He says :
First there are those thousands of ideas and technologies that are being developed by Google employees in the 20 percent of their week devoted specifically for that purpose. That number of new ideas is far too high to be practical and too high even to be considered safe.
Say the Google Geniuses come up with 4,000 business ideas or technologies per year, which is probably around the current number. Let's guess that one percent of these ideas are truly great -- boffo ideas that one could easily build a company around. That's 40 world-beating ideas. And after the 40 absolutely top ideas, let's say there are another 360 ideas that are pretty darned good -- certainly good enough to pitch to the venture capitalists on Sand Hill Road. The remaining 3,600 ideas are, of course, crap, and can be forgotten by everyone except their inventors, whom I'll get back to in a minute.
Assuming Google executives have the insight to know which of their 4,000 proffered ideas are world-class, they then have to decide which 40 to pursue. Such an assumption is giving even Google too much credit, believe me. No matter how smart they are, issues of loyalty, prejudice, and the odd hangover will result in some less-good ideas making it through but mainly great ideas being eliminated. But this doesn't really matter because the larger question is: How many good ideas can Google pursue vigorously per year? The number isn't 40. It isn't even 20. The number of ideas that a company the size of Google can throw all its weight behind per year is about 10, of which five will probably not be the right ones.
I'm not so sure ... "too many good ideas" looks like the kind of problem that Google ought to know how to turn into an opportunity. (Maybe someone's already is using their 20% time in this direction?)
Firstly, "sort the good stuff from the rest" is Google's raison d’être. There must be dozens of variations on internal prediction markets / social routing networks / ranking algorithms which Google's internal community could use to discover the great ideas.
Second, Cringely's "the number of ideas that a company the size of Google can throw all its weight behind per year is about 10" smells suspiciously like "hit" based, rather than long-tail, thinking. This is a company that specializes in a) having smart, entrepreneurial people inside, and b) supporting large, liquid markets for micro-businesses (via AdSense, Google Checkout etc.) Why, having encouraged 4000 flowers to bloom, would it force them through a vicious filtering to become an official Google product? The answer to the problem of everyone has a product they want to launch ought to be "launch them all", with various degrees of Google official endorsement for those which the company wants to promote.
3 comments:
"launch them all" brought a big smile to my face.
Robert Cringely makes the case for Google sowing the seeds of its own destruction and it would be interesting to hear what Google executives think. I would like to imagine that they're thinking along the lines you are.

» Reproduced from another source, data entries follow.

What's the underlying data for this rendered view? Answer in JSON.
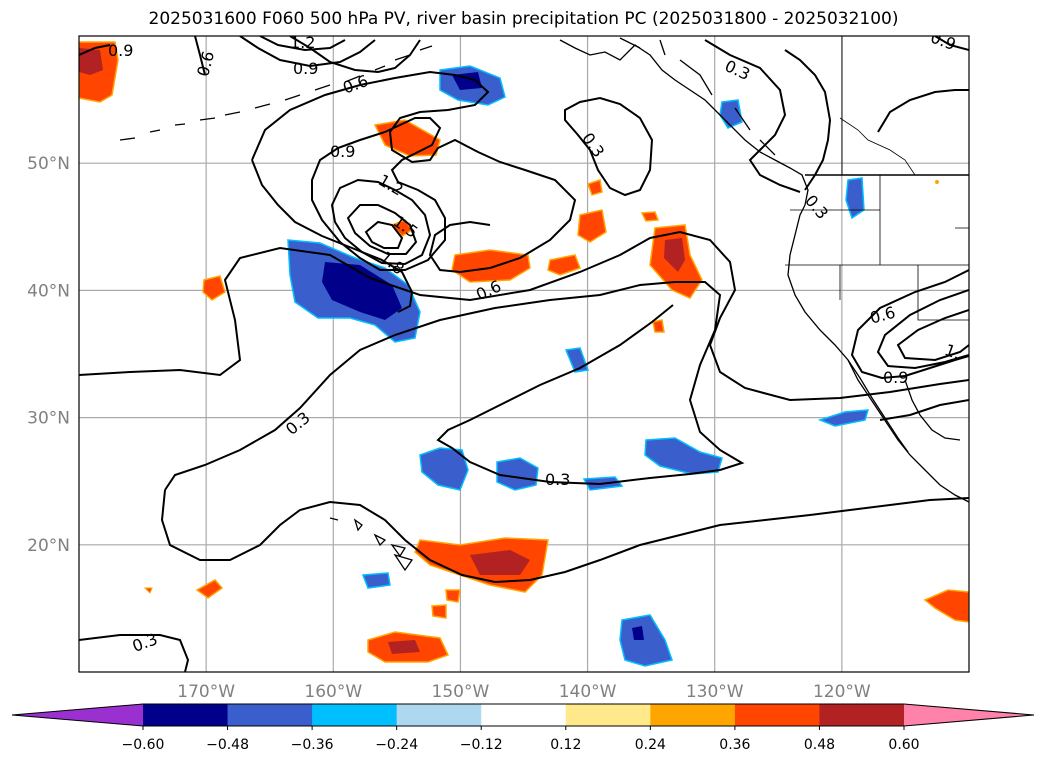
{
  "title": "2025031600 F060 500 hPa PV, river basin precipitation PC (2025031800 - 2025032100)",
  "map": {
    "lon_range": [
      -180,
      -110
    ],
    "lat_range": [
      10,
      60
    ],
    "lon_ticks": [
      {
        "value": -170,
        "label": "170°W"
      },
      {
        "value": -160,
        "label": "160°W"
      },
      {
        "value": -150,
        "label": "150°W"
      },
      {
        "value": -140,
        "label": "140°W"
      },
      {
        "value": -130,
        "label": "130°W"
      },
      {
        "value": -120,
        "label": "120°W"
      }
    ],
    "lat_ticks": [
      {
        "value": 20,
        "label": "20°N"
      },
      {
        "value": 30,
        "label": "30°N"
      },
      {
        "value": 40,
        "label": "40°N"
      },
      {
        "value": 50,
        "label": "50°N"
      }
    ],
    "gridlines": true,
    "contour_labels": [
      "0.9",
      "1.2",
      "0.6",
      "0.9",
      "0.6",
      "0.3",
      "0.9",
      "1.2",
      "1.5",
      "1.8",
      "0.6",
      "0.3",
      "0.3",
      "0.6",
      "0.3",
      "0.3",
      "0.9",
      "1.",
      "0.9",
      "0.3"
    ]
  },
  "colorbar": {
    "tick_labels": [
      "−0.60",
      "−0.48",
      "−0.36",
      "−0.24",
      "−0.12",
      "0.12",
      "0.24",
      "0.36",
      "0.48",
      "0.60"
    ],
    "colors": [
      "#9b30d0",
      "#00008b",
      "#3a5fcd",
      "#00bfff",
      "#add8f0",
      "#ffffff",
      "#ffe98a",
      "#ffa500",
      "#ff4500",
      "#b22222",
      "#ff82ab"
    ]
  }
}
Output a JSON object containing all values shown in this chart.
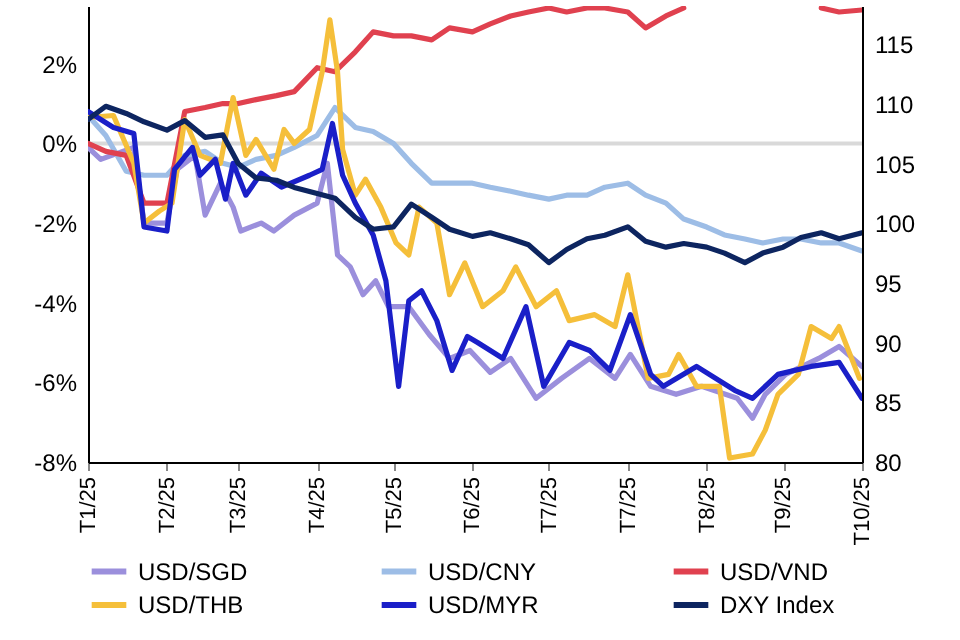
{
  "chart_data": {
    "type": "line",
    "x": [
      "2025-01-01",
      "2025-01-08",
      "2025-01-16",
      "2025-01-23",
      "2025-02-01",
      "2025-02-08",
      "2025-02-16",
      "2025-02-23",
      "2025-03-01",
      "2025-03-08",
      "2025-03-16",
      "2025-03-23",
      "2025-04-01",
      "2025-04-08",
      "2025-04-16",
      "2025-04-23",
      "2025-05-01",
      "2025-05-08",
      "2025-05-16",
      "2025-05-23",
      "2025-06-01",
      "2025-06-08",
      "2025-06-16",
      "2025-06-23",
      "2025-07-01",
      "2025-07-08",
      "2025-07-16",
      "2025-07-23",
      "2025-08-01",
      "2025-08-08",
      "2025-08-16",
      "2025-08-23",
      "2025-09-01",
      "2025-09-08",
      "2025-09-16",
      "2025-09-23",
      "2025-10-01",
      "2025-10-08",
      "2025-10-16",
      "2025-10-23",
      "2025-11-01"
    ],
    "series": [
      {
        "name": "USD/SGD",
        "color": "#9b8fdc",
        "x": [
          "2025-01-01",
          "2025-01-06",
          "2025-01-19",
          "2025-01-23",
          "2025-02-01",
          "2025-02-05",
          "2025-02-12",
          "2025-02-16",
          "2025-02-22",
          "2025-02-27",
          "2025-03-02",
          "2025-03-10",
          "2025-03-15",
          "2025-03-23",
          "2025-04-01",
          "2025-04-05",
          "2025-04-09",
          "2025-04-14",
          "2025-04-19",
          "2025-04-24",
          "2025-04-29",
          "2025-05-07",
          "2025-05-15",
          "2025-05-23",
          "2025-05-31",
          "2025-06-08",
          "2025-06-16",
          "2025-06-26",
          "2025-07-06",
          "2025-07-17",
          "2025-07-27",
          "2025-08-02",
          "2025-08-10",
          "2025-08-20",
          "2025-08-30",
          "2025-09-13",
          "2025-09-19",
          "2025-09-24",
          "2025-10-02",
          "2025-10-15",
          "2025-10-23",
          "2025-11-01"
        ],
        "values": [
          -0.1,
          -0.4,
          -0.1,
          -2.0,
          -2.0,
          -0.65,
          -0.3,
          -1.8,
          -1.0,
          -1.6,
          -2.2,
          -2.0,
          -2.2,
          -1.8,
          -1.5,
          -0.5,
          -2.8,
          -3.1,
          -3.8,
          -3.45,
          -4.1,
          -4.1,
          -4.8,
          -5.4,
          -5.2,
          -5.75,
          -5.4,
          -6.4,
          -5.9,
          -5.4,
          -5.9,
          -5.3,
          -6.1,
          -6.3,
          -6.1,
          -6.4,
          -6.9,
          -6.3,
          -5.8,
          -5.4,
          -5.1,
          -5.6
        ]
      },
      {
        "name": "USD/CNY",
        "color": "#9dbde6",
        "values": [
          0.7,
          0.2,
          -0.7,
          -0.8,
          -0.8,
          -0.3,
          -0.2,
          -0.5,
          -0.6,
          -0.4,
          -0.3,
          -0.1,
          0.2,
          0.9,
          0.4,
          0.3,
          0.0,
          -0.5,
          -1.0,
          -1.0,
          -1.0,
          -1.1,
          -1.2,
          -1.3,
          -1.4,
          -1.3,
          -1.3,
          -1.1,
          -1.0,
          -1.3,
          -1.5,
          -1.9,
          -2.1,
          -2.3,
          -2.4,
          -2.5,
          -2.4,
          -2.4,
          -2.5,
          -2.5,
          -2.7
        ]
      },
      {
        "name": "USD/VND",
        "color": "#e0414f",
        "values": [
          0,
          -0.2,
          -0.3,
          -1.5,
          -1.5,
          0.8,
          0.9,
          1.0,
          1.0,
          1.1,
          1.2,
          1.3,
          1.9,
          1.8,
          2.3,
          2.8,
          2.7,
          2.7,
          2.6,
          2.9,
          2.8,
          3.0,
          3.2,
          3.3,
          3.4,
          3.3,
          3.4,
          3.4,
          3.3,
          2.9,
          3.2,
          3.4,
          null,
          null,
          null,
          null,
          null,
          null,
          3.4,
          3.3,
          3.35
        ]
      },
      {
        "name": "USD/THB",
        "color": "#f5bf3a",
        "x": [
          "2025-01-01",
          "2025-01-11",
          "2025-01-19",
          "2025-01-23",
          "2025-01-29",
          "2025-02-03",
          "2025-02-08",
          "2025-02-14",
          "2025-02-22",
          "2025-02-27",
          "2025-03-04",
          "2025-03-08",
          "2025-03-15",
          "2025-03-19",
          "2025-03-23",
          "2025-03-29",
          "2025-04-03",
          "2025-04-06",
          "2025-04-09",
          "2025-04-11",
          "2025-04-16",
          "2025-04-20",
          "2025-04-26",
          "2025-05-02",
          "2025-05-07",
          "2025-05-11",
          "2025-05-18",
          "2025-05-23",
          "2025-05-29",
          "2025-06-05",
          "2025-06-13",
          "2025-06-18",
          "2025-06-26",
          "2025-07-04",
          "2025-07-09",
          "2025-07-19",
          "2025-07-27",
          "2025-08-01",
          "2025-08-05",
          "2025-08-09",
          "2025-08-17",
          "2025-08-21",
          "2025-08-28",
          "2025-09-06",
          "2025-09-10",
          "2025-09-19",
          "2025-09-24",
          "2025-09-29",
          "2025-10-07",
          "2025-10-12",
          "2025-10-20",
          "2025-10-23",
          "2025-10-31"
        ],
        "values": [
          0.65,
          0.7,
          -0.5,
          -2.0,
          -1.7,
          -1.5,
          0.6,
          -0.3,
          -0.5,
          1.15,
          -0.3,
          0.1,
          -0.65,
          0.35,
          0,
          0.35,
          1.8,
          3.1,
          1.8,
          -0.15,
          -1.3,
          -0.9,
          -1.6,
          -2.5,
          -2.8,
          -1.6,
          -2.0,
          -3.8,
          -3.0,
          -4.1,
          -3.7,
          -3.1,
          -4.1,
          -3.7,
          -4.45,
          -4.3,
          -4.6,
          -3.3,
          -4.6,
          -5.9,
          -5.8,
          -5.3,
          -6.1,
          -6.1,
          -7.9,
          -7.8,
          -7.2,
          -6.3,
          -5.8,
          -4.6,
          -4.9,
          -4.6,
          -5.9
        ]
      },
      {
        "name": "USD/MYR",
        "color": "#1a1fc8",
        "x": [
          "2025-01-01",
          "2025-01-11",
          "2025-01-19",
          "2025-01-23",
          "2025-02-01",
          "2025-02-04",
          "2025-02-11",
          "2025-02-14",
          "2025-02-20",
          "2025-02-24",
          "2025-02-27",
          "2025-03-04",
          "2025-03-10",
          "2025-03-18",
          "2025-03-29",
          "2025-04-03",
          "2025-04-07",
          "2025-04-11",
          "2025-04-16",
          "2025-04-23",
          "2025-04-28",
          "2025-05-03",
          "2025-05-07",
          "2025-05-12",
          "2025-05-18",
          "2025-05-24",
          "2025-05-30",
          "2025-06-03",
          "2025-06-13",
          "2025-06-22",
          "2025-06-29",
          "2025-07-09",
          "2025-07-17",
          "2025-07-25",
          "2025-08-02",
          "2025-08-10",
          "2025-08-15",
          "2025-08-28",
          "2025-09-12",
          "2025-09-19",
          "2025-09-29",
          "2025-10-12",
          "2025-10-23",
          "2025-11-01"
        ],
        "values": [
          0.8,
          0.4,
          0.25,
          -2.1,
          -2.2,
          -0.65,
          -0.1,
          -0.8,
          -0.4,
          -1.4,
          -0.5,
          -1.3,
          -0.75,
          -1.1,
          -0.8,
          -0.65,
          0.5,
          -0.8,
          -1.5,
          -2.3,
          -3.45,
          -6.1,
          -3.95,
          -3.7,
          -4.45,
          -5.7,
          -4.85,
          -5.0,
          -5.4,
          -4.1,
          -6.1,
          -5.0,
          -5.2,
          -5.7,
          -4.3,
          -5.8,
          -6.1,
          -5.6,
          -6.2,
          -6.4,
          -5.8,
          -5.6,
          -5.5,
          -6.4
        ]
      },
      {
        "name": "DXY Index",
        "color": "#0d2560",
        "axis": "y2",
        "values": [
          108.7,
          109.8,
          109.2,
          108.5,
          107.8,
          108.6,
          107.2,
          107.4,
          105,
          103.8,
          103.6,
          103,
          102.5,
          102.1,
          100.5,
          99.5,
          99.7,
          101.6,
          100.5,
          99.5,
          98.9,
          99.2,
          98.7,
          98.2,
          96.7,
          97.8,
          98.7,
          99,
          99.7,
          98.5,
          98,
          98.3,
          98,
          97.5,
          96.7,
          97.5,
          98,
          98.8,
          99.2,
          98.7,
          99.2
        ]
      }
    ],
    "xlim": [
      "2025-01-01",
      "2025-11-01"
    ],
    "xticks": [
      {
        "value": "2025-01-01",
        "label": "T1/25"
      },
      {
        "value": "2025-02-01",
        "label": "T2/25"
      },
      {
        "value": "2025-03-01",
        "label": "T3/25"
      },
      {
        "value": "2025-04-01",
        "label": "T4/25"
      },
      {
        "value": "2025-05-01",
        "label": "T5/25"
      },
      {
        "value": "2025-06-01",
        "label": "T6/25"
      },
      {
        "value": "2025-07-01",
        "label": "T7/25"
      },
      {
        "value": "2025-08-01",
        "label": "T7/25"
      },
      {
        "value": "2025-09-01",
        "label": "T8/25"
      },
      {
        "value": "2025-10-01",
        "label": "T9/25"
      },
      {
        "value": "2025-11-01",
        "label": "T10/25"
      }
    ],
    "ylim": [
      -8,
      3.45
    ],
    "yticks": [
      {
        "value": -8,
        "label": "-8%"
      },
      {
        "value": -6,
        "label": "-6%"
      },
      {
        "value": -4,
        "label": "-4%"
      },
      {
        "value": -2,
        "label": "-2%"
      },
      {
        "value": 0,
        "label": "0%"
      },
      {
        "value": 2,
        "label": "2%"
      }
    ],
    "y2lim": [
      80,
      118.2
    ],
    "y2ticks": [
      80,
      85,
      90,
      95,
      100,
      105,
      110,
      115
    ],
    "ref_lines": [
      {
        "axis": "y",
        "value": 0,
        "color": "#d9d9d9"
      }
    ],
    "legend": "bottom"
  }
}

Off topic, but I was looking at The Blue Planet Run Web site just before reading your post. The goal of the foundation is to secure clean drinking water for 200 million people by 2027 through fund raising associated with biannual runs. So there's a "What you can do button" and I noticed that under the category of "Become a Messenger" they award messenger points.
I suppose my reasoning for mentioning that in this post is wondering to what extent your excellent question: "Why the money?" you put forth in TCP/IP vs the Dollar is being asked at Google.
Peerospheric credits of one sort or another are quite ordinary now--people are used to them. The Blue Planet Foundation doesn't have to have thought out their Messenger Points so they can explain them in exquisite detail; they simply make inherent sense to people now.
Robert Cringely presumes "It's all about the money" and when it comes to business that still seems a pretty safe bet. But Google, it seems to me, has made a business from recognizing the inherent value of peerospheric participation. Systems which measure peerospheric participation are so common now. It seems to me that fact changes no only notions of business, but notions of money too.
Sorry for rambling on so, I just have the feeling that Robert Cringely is missing something important about Google as a business. One last link , again on a tangent. It's a NY Times piece on growing pains at Firefox, in particular the formation of a for-profit entity to deal with the tax consideration of the money the Mozilla Foundation receives from Google for their search box on the Firefox start page. There's also the situation that Google.org, Google's philanthropic arm has a for-profit status so it can invest in promising initiatives to do good. Old ways of thinking about business, which serve as a base for Cringely's premise, don't account for the murky arrangements of that TCP/IP vs the Dollar cause.
One reason it would be intersting to hear someone at Google's take on Cringely's premise is that Google as a corporation is in the forefront of this TCP/IP vs the Dollar platform war, even if they always take the side of the dollar.
Craig Nevill-Manning at the Idea Festival via Ethan Zuckerman:
"And he addresses the secrets of Google corporate culture, mentioning that free food and free messages don’t hurt, but noting that the real benefit is from giving engineers 20% of their time to work on their independent projects, a process that’s led to products like GMail and Froogle."
Yep ... that's definitely worked out for them.